Dia menambahkan: “Tentara “Israel” tidak dapat mengerahkan lebih banyak pasukan reguler di Tepi Barat karena hampir semua unit telah hadir sejak Maret lalu. Pasukan ini tidak terlatih, dan kompetensi mereka telah rusak.”
Amos Harel, seorang analis militer untuk surat kabar Haaretz, mengatakan: “Ada gesekan konstan atas kegiatan polisi yang dilakukan oleh tentara “Israel” terhadap penduduk Palestina dan antara desa-desa Palestina dan pemukiman tetangga.”
Pasukan “Israel” meluncurkan kampanye besar-besaran untuk menangkap warga Palestina di Nablus di tengah bentrokan bersenjata pada Rabu pagi (16/11).

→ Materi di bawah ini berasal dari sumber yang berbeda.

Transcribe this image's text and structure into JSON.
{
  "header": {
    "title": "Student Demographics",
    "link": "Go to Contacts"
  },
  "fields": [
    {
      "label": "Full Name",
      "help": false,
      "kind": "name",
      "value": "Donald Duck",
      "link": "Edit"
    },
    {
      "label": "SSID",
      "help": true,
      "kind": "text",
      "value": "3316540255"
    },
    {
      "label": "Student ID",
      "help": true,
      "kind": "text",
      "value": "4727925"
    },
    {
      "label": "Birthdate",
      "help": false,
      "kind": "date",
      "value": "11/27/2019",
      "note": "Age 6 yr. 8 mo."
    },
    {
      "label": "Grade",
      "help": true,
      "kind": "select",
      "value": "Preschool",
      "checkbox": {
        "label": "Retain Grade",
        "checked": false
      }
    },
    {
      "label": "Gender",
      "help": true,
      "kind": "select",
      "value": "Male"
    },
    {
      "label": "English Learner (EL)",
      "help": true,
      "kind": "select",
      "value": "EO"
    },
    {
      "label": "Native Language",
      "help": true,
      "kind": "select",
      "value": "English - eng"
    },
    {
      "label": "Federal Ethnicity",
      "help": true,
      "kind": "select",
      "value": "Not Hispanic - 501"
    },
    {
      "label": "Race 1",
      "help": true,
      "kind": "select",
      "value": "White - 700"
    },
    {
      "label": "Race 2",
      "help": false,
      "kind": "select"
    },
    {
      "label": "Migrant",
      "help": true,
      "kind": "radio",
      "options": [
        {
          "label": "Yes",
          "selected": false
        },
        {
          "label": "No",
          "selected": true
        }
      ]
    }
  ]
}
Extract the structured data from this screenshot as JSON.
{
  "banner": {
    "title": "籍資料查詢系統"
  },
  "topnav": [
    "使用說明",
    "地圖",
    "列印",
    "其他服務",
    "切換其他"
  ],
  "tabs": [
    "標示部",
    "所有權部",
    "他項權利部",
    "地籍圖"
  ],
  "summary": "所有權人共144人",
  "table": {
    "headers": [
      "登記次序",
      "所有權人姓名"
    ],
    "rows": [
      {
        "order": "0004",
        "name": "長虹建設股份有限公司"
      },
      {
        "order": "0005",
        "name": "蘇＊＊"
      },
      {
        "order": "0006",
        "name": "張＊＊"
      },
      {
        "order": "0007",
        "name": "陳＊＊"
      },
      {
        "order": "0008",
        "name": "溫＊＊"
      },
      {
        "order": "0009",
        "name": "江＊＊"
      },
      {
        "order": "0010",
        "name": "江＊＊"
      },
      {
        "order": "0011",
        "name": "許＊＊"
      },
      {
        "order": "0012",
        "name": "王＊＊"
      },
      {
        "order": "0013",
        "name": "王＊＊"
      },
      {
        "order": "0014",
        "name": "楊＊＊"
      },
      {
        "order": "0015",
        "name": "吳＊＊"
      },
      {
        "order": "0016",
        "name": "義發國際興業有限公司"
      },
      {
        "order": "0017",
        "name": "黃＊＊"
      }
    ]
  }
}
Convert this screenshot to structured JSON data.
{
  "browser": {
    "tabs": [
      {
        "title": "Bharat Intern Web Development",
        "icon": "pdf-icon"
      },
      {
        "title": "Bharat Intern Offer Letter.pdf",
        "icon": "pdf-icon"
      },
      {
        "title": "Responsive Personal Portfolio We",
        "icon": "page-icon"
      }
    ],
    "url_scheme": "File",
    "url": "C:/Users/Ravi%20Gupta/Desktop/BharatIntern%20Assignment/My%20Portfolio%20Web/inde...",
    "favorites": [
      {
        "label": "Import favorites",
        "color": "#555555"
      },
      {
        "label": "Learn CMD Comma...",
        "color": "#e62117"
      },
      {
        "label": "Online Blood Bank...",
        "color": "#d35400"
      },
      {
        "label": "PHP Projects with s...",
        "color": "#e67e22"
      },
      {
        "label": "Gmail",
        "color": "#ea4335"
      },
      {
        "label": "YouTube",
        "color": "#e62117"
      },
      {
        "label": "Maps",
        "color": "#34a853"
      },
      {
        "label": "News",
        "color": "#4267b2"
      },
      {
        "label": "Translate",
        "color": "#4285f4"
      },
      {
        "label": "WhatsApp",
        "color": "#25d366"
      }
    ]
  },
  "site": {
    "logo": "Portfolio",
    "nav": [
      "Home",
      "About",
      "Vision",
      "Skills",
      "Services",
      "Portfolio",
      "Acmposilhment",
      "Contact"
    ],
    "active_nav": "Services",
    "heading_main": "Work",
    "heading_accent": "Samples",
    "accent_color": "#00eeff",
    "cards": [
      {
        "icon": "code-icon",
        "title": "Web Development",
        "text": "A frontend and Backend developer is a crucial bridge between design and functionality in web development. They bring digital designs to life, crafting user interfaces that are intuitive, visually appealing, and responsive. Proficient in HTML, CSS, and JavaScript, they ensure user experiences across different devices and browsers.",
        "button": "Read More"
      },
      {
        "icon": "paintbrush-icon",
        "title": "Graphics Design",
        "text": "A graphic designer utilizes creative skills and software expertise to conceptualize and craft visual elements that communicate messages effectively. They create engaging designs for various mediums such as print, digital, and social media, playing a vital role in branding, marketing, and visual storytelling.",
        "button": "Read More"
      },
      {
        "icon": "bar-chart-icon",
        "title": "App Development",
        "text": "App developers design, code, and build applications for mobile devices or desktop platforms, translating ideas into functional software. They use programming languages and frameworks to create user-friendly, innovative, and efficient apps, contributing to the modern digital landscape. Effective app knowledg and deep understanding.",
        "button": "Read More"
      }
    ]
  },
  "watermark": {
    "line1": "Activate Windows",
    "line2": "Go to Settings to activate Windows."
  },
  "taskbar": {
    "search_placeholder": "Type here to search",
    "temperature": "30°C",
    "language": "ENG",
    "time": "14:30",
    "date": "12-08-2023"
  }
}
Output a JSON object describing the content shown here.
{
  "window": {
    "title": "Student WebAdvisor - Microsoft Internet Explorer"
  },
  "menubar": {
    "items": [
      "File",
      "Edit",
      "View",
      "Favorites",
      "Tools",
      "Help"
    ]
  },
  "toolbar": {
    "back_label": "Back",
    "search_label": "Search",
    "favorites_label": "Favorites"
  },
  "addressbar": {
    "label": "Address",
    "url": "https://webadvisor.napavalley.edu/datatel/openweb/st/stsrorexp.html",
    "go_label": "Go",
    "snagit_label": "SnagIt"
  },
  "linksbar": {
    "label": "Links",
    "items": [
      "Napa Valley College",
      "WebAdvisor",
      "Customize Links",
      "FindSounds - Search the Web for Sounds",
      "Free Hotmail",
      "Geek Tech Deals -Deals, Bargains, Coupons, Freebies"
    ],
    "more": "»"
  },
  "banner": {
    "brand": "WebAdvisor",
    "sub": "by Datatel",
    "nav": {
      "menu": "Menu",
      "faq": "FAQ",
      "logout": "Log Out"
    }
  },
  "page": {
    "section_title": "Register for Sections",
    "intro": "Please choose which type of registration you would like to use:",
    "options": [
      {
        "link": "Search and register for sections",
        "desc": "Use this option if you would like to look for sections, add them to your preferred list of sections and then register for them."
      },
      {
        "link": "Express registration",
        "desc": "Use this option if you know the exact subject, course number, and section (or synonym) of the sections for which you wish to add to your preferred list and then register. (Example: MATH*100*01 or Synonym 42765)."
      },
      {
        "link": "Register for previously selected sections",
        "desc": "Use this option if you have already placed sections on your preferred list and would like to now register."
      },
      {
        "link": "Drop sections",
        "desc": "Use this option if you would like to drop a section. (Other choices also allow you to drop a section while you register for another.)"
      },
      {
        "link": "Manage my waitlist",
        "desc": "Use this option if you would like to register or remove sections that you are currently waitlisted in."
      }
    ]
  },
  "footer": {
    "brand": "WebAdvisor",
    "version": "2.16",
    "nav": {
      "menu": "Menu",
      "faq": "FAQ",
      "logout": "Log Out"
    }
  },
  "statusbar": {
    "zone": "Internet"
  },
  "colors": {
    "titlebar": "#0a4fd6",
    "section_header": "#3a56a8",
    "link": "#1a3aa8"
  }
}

Pada saat yang sama, pemukim di Tepi Barat menyerang warga Palestina, membakar truk, dan melempari mobil dengan batu.
AS telah menyatakan keprihatinannya tentang kekerasan baru ini.
Taysir Nasrallah, anggota Dewan Revolusi Fatah, mengatakan kepada Arab News bahwa “Israel” tidak memiliki solusi atas kemarahan, frustrasi, dan hilangnya harapan Palestina, kecuali solusi keamanan, yang terbukti gagal sejauh ini.
Dia berkata: “Jika orang “Israel” tidak yakin bahwa tindakan keamanan dan militer mereka serta hukuman kolektif terhadap orang Palestina telah gagal, mereka akan terus menderita dalam siklus yang sama.
“Selain itu, semakin banyak hukuman kolektif meningkat, semakin banyak serangan individu yang kita saksikan karena pemuda Palestina frustrasi dan tanpa harapan untuk masa depan.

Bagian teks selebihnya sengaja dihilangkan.